New Communication Protocols

An upgrade to the comm system software aboard the capsule was made to comply with changes to our protocols that went into effect at the start of this year. The new protocols will allow for better communication between multiple spacecraft, which will start to become a major factor once orbital communication and other satellites come into operation.

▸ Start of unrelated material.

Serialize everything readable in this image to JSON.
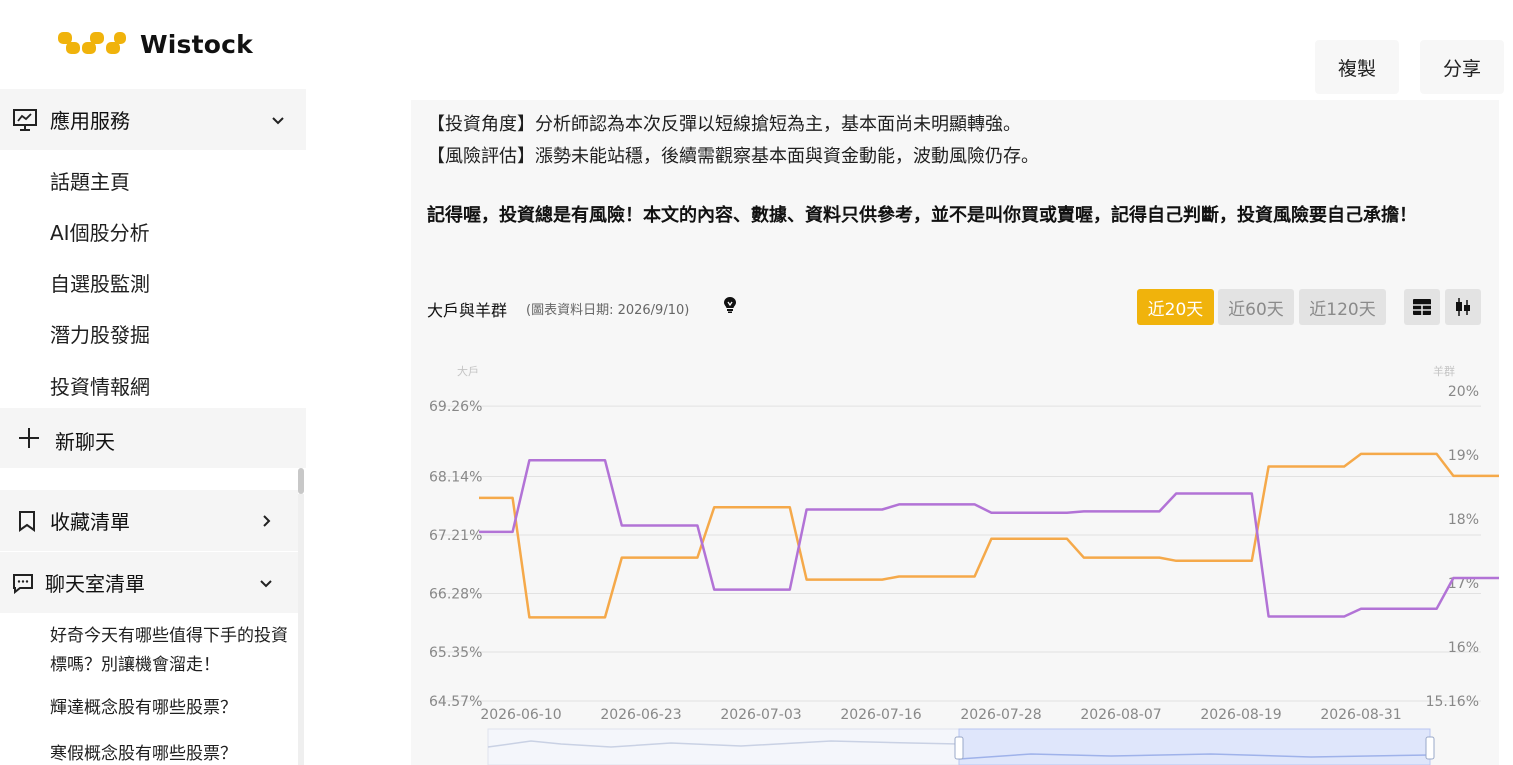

Fixed Alternator Power Circuit

In the previous mission, power failed to get from the engine alternator to the payload. This was determined to be due to an issue with the connector that runs through the decoupler. Because we needed a new design with the addition of the interstage, we were able to tackle this problem directly and the new electrical bus properly supplied power to the capsule on this flight.

Log Timing Issue

During the initial ascent there was an issue with telemetry data dropping in and out until the rocket passed through Max-Q, which was at the time attributed to signal problems. Upon review of the logged telemetry data however it became apparent that the problem was in the flight computer itself since the log also showed missing intervals. The published log data shows intervals of 2 seconds instead of 1 second from the time the rocket cleared the tower until it passed through Max-Q.

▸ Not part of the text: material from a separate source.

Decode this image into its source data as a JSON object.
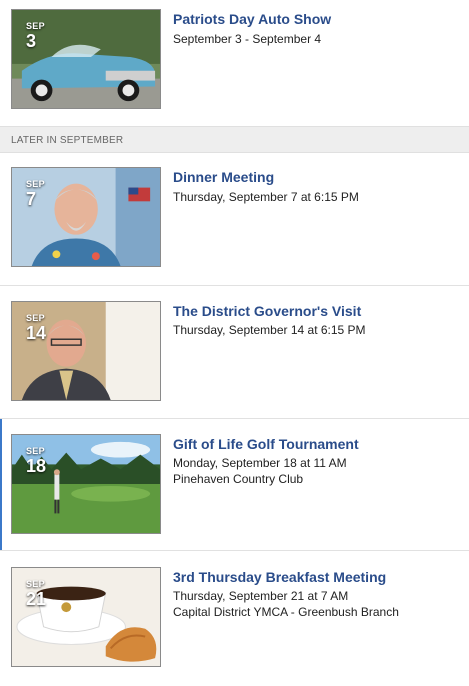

While we have found the problem in the code, we still don’t understand why it’s causing an issue since it’s the same code we’ve been using since at least 2018 to check for Max-Q. Most likely it’s due to a hardware upgrade that went into effect earlier this year after the previous Mk1 flight and we will be working with the kOS engineers to see if the problem can be found and corrected. Regardless, this isn’t the only way we can detect Max-Q so the problem will not affect future missions.

Part Reuse

For this mission we switched to the backup capsule and heat shield, which will keep the usage rate of our two kerbed capsules below that of the unkerbed one. This is to make sure any failures with the unkerbed capsule due to reuse make themselves apparent well before the kerbed ones – in theory anyways. The fresh heat shield burned off the normal amount of ablator and after it is resurfaced should have ~180 units remaining out of the 200 it began with. All 4 aft-facing RCS thrusters were brand new since they receive too much damage during re-entry to be used again but the roll thrusters on the side of the capsule were re-used for a second time and functioned without issue. They will continue to be refurbished and re-used.

Future Plans

While we are using the current operational suspension to take a close look and revamp procedures involving rocket construction, which should hopefully prevent future occurrences of things like mass discrepancy, we also plan to add sensors to the load-bearing parts of the Mobile Launch Platform and other rocket carry vehicles. This will allow us to determine the mass of the rocket and double-check that it is the same value used in mission planning. If not, then a delay will be caused in order to change plans as necessary.

There was mention of perhaps using an alternate land-based landing site in the event that weather at sea is not favorable for recovery, however for sub-orbital missions we will continue to rely on a single point of recovery for the mission and delay launch as necessary. For future orbital missions however we will need to have an alternate landing site or two because delaying the return of the capsule could potentially jeopardize the lives of the crew. It is also a lot easier to plan in an alternate landing location for an orbital mission than a sub-orbital one, which would require an entirely different ascent profile and this is the most complicated part of mission planning.